Don Carrón, wir wissen, dass die Kirche letztes Jahr auf der Synode gespalten war, teilweise auch bei grundlegenden Fragen über das Leben und die Familie. Glauben Sie, dass die Uneinigkeit, selbst unter führenden Kardinälen, überwunden werden kann?

„Nichts wird so sein wie früher nach dem, was Papst Franziskus in Amerika Grundlegendes über die Familie als Geschenk gesagt hat. Der Papst aus Amerika hat der Welt, bezeichnenderweise von Amerika aus, gesagt, die Familie sei kein Grund zur Sorge, sondern ein Geschenk für die Gesellschaft. Wie können die Familien heute mit ihrem Zeugnis und ihrem Leben bei Jugendlichen den Wunsch wecken zu heiraten?“

Der Papst hat in die Debatte in aller Welt wieder den Begriff der Familie eingeführt …

„Und zwar auf eine positive Art, nicht dialektisch. Er sieht die Familie nicht als etwas, über das man klagen müsste, oder als ein Problem, das es zu lösen gilt, sondern betont die Schönheit der Familie als eines Guts für alle.“

Spricht die Kirche weiterhin von der Familie in der Ordnung der Schöpfung, also als Einheit zwischen Mann und Frau?

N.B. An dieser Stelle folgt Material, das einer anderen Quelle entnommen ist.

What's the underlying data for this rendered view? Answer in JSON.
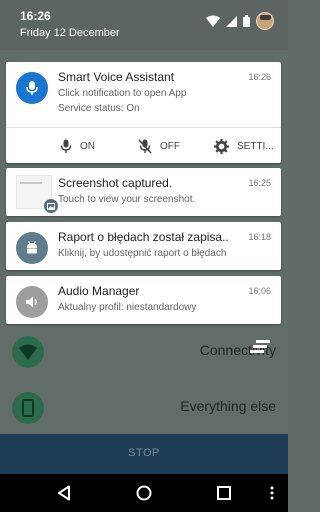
{
  "status_bar": {
    "time": "16:26",
    "date": "Friday 12 December",
    "icons": [
      "wifi-icon",
      "signal-icon",
      "battery-icon",
      "avatar"
    ]
  },
  "notifications": [
    {
      "app": "Smart Voice Assistant",
      "time": "16:26",
      "line1": "Click notification to open App",
      "line2": "Service status: On",
      "icon": "microphone-icon",
      "color": "#1976d2",
      "actions": [
        {
          "label": "ON",
          "icon": "microphone-icon"
        },
        {
          "label": "OFF",
          "icon": "microphone-off-icon"
        },
        {
          "label": "SETTI...",
          "icon": "gear-icon"
        }
      ]
    },
    {
      "app": "Screenshot captured.",
      "time": "16:25",
      "line1": "Touch to view your screenshot.",
      "icon": "image-icon"
    },
    {
      "app": "Raport o błędach został zapisa..",
      "time": "16:18",
      "line1": "Kliknij, by udostępnić raport o błędach",
      "icon": "android-bug-icon",
      "color": "#607d8b"
    },
    {
      "app": "Audio Manager",
      "time": "16:06",
      "line1": "Aktualny profil: niestandardowy",
      "icon": "speaker-icon",
      "color": "#9e9e9e"
    }
  ],
  "background_app": {
    "items": [
      {
        "label": "Connectivity",
        "icon": "wifi-icon"
      },
      {
        "label": "Everything else",
        "icon": "phone-icon"
      }
    ],
    "stop_label": "STOP"
  },
  "nav": [
    "back-icon",
    "home-icon",
    "recents-icon",
    "more-icon"
  ]
}
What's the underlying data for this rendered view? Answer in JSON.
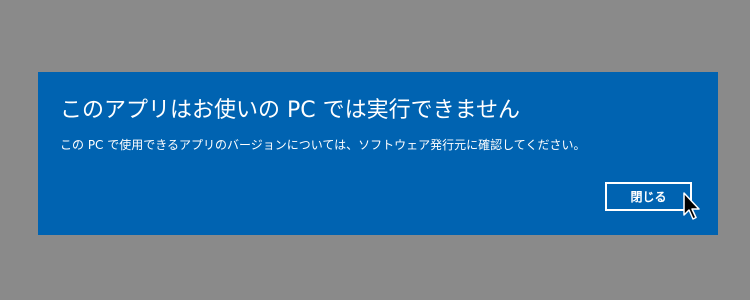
{
  "dialog": {
    "title": "このアプリはお使いの PC では実行できません",
    "message": "この PC で使用できるアプリのバージョンについては、ソフトウェア発行元に確認してください。",
    "close_label": "閉じる"
  },
  "colors": {
    "backdrop": "#8a8a8a",
    "dialog_background": "#0063b1",
    "text": "#ffffff"
  },
  "cursor": {
    "icon": "arrow-pointer-icon"
  }
}
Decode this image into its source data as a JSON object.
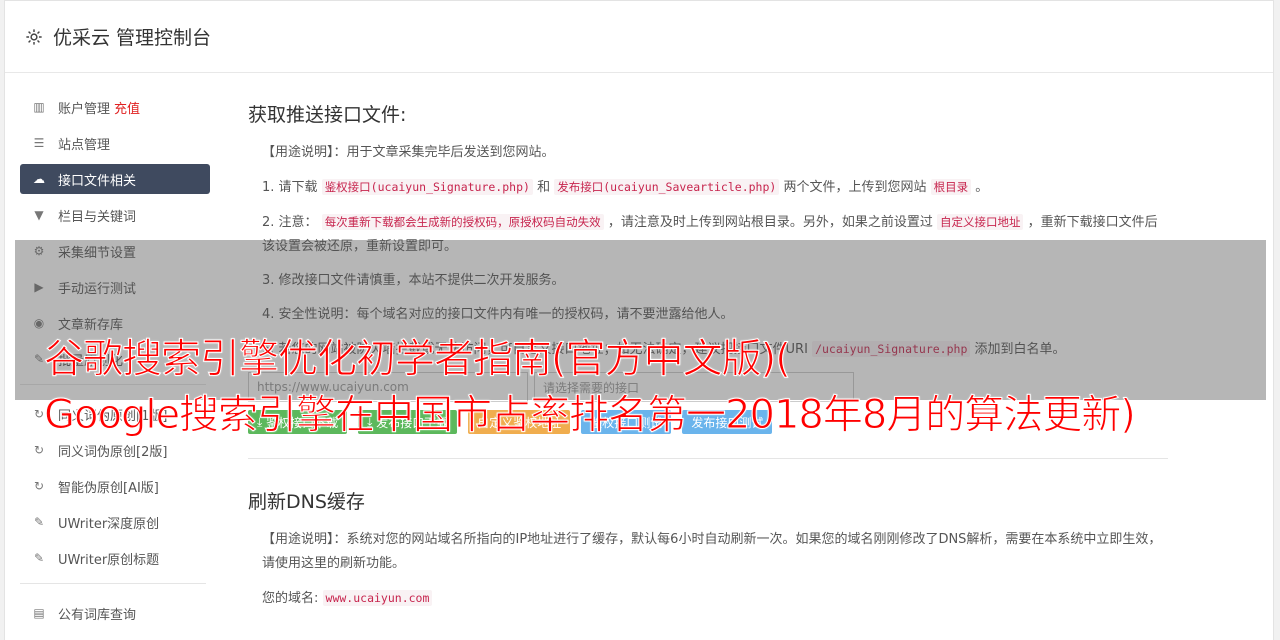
{
  "header": {
    "title": "优采云 管理控制台",
    "icon": "gear-icon"
  },
  "sidebar": {
    "items": [
      {
        "label": "账户管理",
        "extra": "充值",
        "icon": "bar-chart-icon"
      },
      {
        "label": "站点管理",
        "icon": "list-icon"
      },
      {
        "label": "接口文件相关",
        "icon": "cloud-upload-icon",
        "active": true
      },
      {
        "label": "栏目与关键词",
        "icon": "filter-icon"
      },
      {
        "label": "采集细节设置",
        "icon": "cogs-icon"
      },
      {
        "label": "手动运行测试",
        "icon": "play-icon"
      },
      {
        "label": "文章新存库",
        "icon": "database-icon"
      },
      {
        "label": "批量原创化",
        "icon": "edit-icon"
      },
      {
        "label": "同义词伪原创[1版]",
        "icon": "refresh-icon"
      },
      {
        "label": "同义词伪原创[2版]",
        "icon": "refresh-icon"
      },
      {
        "label": "智能伪原创[AI版]",
        "icon": "refresh-icon"
      },
      {
        "label": "UWriter深度原创",
        "icon": "edit-icon"
      },
      {
        "label": "UWriter原创标题",
        "icon": "edit-icon"
      },
      {
        "label": "公有词库查询",
        "icon": "book-icon"
      }
    ]
  },
  "section1": {
    "title": "获取推送接口文件:",
    "usage": "【用途说明】：用于文章采集完毕后发送到您网站。",
    "step1_prefix": "1. 请下载",
    "step1_code1": "鉴权接口(ucaiyun_Signature.php)",
    "step1_and": "和",
    "step1_code2": "发布接口(ucaiyun_Savearticle.php)",
    "step1_mid": "两个文件，上传到您网站",
    "step1_code3": "根目录",
    "step1_end": "。",
    "step2_prefix": "2. 注意：",
    "step2_code1": "每次重新下载都会生成新的授权码，原授权码自动失效",
    "step2_mid": "，请注意及时上传到网站根目录。另外，如果之前设置过",
    "step2_code2": "自定义接口地址",
    "step2_end": "，重新下载接口文件后该设置会被还原，重新设置即可。",
    "step3": "3. 修改接口文件请慎重，本站不提供二次开发服务。",
    "step4": "4. 安全性说明：每个域名对应的接口文件内有唯一的授权码，请不要泄露给他人。",
    "step5_prefix": "5. 若您的网站被防火墙拦截或无法访问，可自定义接口地址；如无法确定，建议把接口文件URI",
    "step5_code": "/ucaiyun_Signature.php",
    "step5_end": "添加到白名单。",
    "input_placeholder": "https://www.ucaiyun.com",
    "select_placeholder": "请选择需要的接口",
    "buttons": [
      {
        "label": "鉴权接口下载",
        "icon": "download-icon"
      },
      {
        "label": "发布接口下载",
        "icon": "download-icon"
      },
      {
        "label": "自定义鉴权地址"
      },
      {
        "label": "鉴权接口测试"
      },
      {
        "label": "发布接口测试"
      }
    ]
  },
  "section2": {
    "title": "刷新DNS缓存",
    "usage": "【用途说明】：系统对您的网站域名所指向的IP地址进行了缓存，默认每6小时自动刷新一次。如果您的域名刚刚修改了DNS解析，需要在本系统中立即生效，请使用这里的刷新功能。",
    "domain_label": "您的域名:",
    "domain_value": "www.ucaiyun.com"
  },
  "overlay": {
    "line1": "谷歌搜索引擎优化初学者指南(官方中文版)(",
    "line2": "Google搜索引擎在中国市占率排名第一2018年8月的算法更新)"
  },
  "colors": {
    "active_bg": "#3f4a5f",
    "overlay_text": "#ff0000",
    "btn_green": "#5cb85c",
    "btn_orange": "#f0ad4e",
    "btn_blue": "#6ab4ec"
  }
}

„Ohne Zweifel, sie könnte gar nicht anders. Jede Diskussion über die Familie und ihre Sendung in Kirche und Welt muss von diesem ursprünglichen Faktum ausgehen. Aber wir Christen sollten die Ehe mehr bezeugen als Erfahrung der Liebe zwischen zwei Menschen, die sich freiwillig aneinander binden, um auf ihre Bestimmung zuzugehen. Und nicht als eine Bindung, die eingrenzt, erdrückt und am Ende enttäuscht. Häufig höre ich Jugendliche, die verängstigt sagen: „Vielleicht ist es besser, nicht zu heiraten.“ Sie haben Angst. Genau deshalb sind wir dazu aufgerufen, Christus als die Antwort zu verkünden, die die Angst besiegt. Das Christentum ist die Einladung, an einer Erfahrung teilzunehmen, bei der man feststellen kann, dass das, was menschlichen Augen als unmöglich erscheint, für Gott sehr wohl möglich ist.“

Was bedeutet das konkret?

„Die Kirche muss mehr Räume für die Familie schaffen, statt immer neue Regeln aufzustellen. Es nützt nichts, wenn man über die längst feststehende Lehre der Kirche streitet. Wir müssen die Familien aufnehmen, den Leuten zuhören, die Probleme haben, eine Arbeit zu finden und die Zukunft ihrer Kinder zu sichern. Wer schenkt heutzutage diesen existenziell Vereinsamten noch Gehör? Da wird das Christentum zu Begegnung und Zuhören.“

Sie erinnern sich sicher, dass in dem Bericht von Kardinal Kasper, der vor einem Jahr die Synode eröffnete, von einer Krise des Begriffs Familie die Rede war, derentwegen auch die Pastoral angepasst werden müsse?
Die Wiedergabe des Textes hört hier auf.